The Railway Mutton Curry is a signature dish. “Many Anglo-Indians worked as pilots and guards on trains in colonial times. The meat was cooked with extra spices and vinegar so that it would last longer as they spent long hours on the line and hence the name Railway Curry”, explained Kumar. Cutlets and croquettes are also popular.
Many of the names of Anglo-Indian dishes have an interesting history. The name Bad Word Curry was born since some of traditionalists refused to use the word ‘Ball’ in Ball Curry! A dish with lady’s finger is called Bandecoy, derived from the Kannada and Telugu words for Lady’s Finger: Bendekai. The famed Mulligatawny Soup derives its name from the Tamil term Milagu Thanni.
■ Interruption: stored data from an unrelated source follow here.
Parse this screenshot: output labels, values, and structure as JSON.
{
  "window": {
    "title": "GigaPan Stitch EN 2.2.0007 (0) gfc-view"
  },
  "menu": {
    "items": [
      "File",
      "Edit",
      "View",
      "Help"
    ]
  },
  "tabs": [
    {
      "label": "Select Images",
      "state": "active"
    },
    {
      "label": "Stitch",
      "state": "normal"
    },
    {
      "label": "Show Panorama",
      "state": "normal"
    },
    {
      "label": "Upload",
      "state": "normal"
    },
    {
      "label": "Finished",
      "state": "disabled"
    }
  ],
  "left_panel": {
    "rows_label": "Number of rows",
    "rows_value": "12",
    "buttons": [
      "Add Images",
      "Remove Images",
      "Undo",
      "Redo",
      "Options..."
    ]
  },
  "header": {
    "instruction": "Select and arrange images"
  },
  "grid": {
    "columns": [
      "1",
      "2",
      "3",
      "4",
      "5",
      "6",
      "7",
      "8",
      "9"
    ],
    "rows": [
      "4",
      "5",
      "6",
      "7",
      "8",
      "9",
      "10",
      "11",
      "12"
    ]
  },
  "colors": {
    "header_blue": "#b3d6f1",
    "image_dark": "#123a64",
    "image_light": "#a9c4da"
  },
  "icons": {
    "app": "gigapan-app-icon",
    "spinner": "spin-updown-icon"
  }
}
We were also served Devil’s Chutney that looked bright red and fiery but was in fact sweet, tangy and only mildly hot. Devil’s Chutney is made by puréeing raisins along with vinegar and chilli.
The final plate that arrived was a light and buttery Bread Pudding with a generous topping of shaved almonds and roasted raisins. It was among one of the best bread puddings I have ever tasted.
The afternoon ended with Kumar signing my copy of her international award-winning cookbook, Anglo-Indian Cuisine: A legacy of flavours from the past.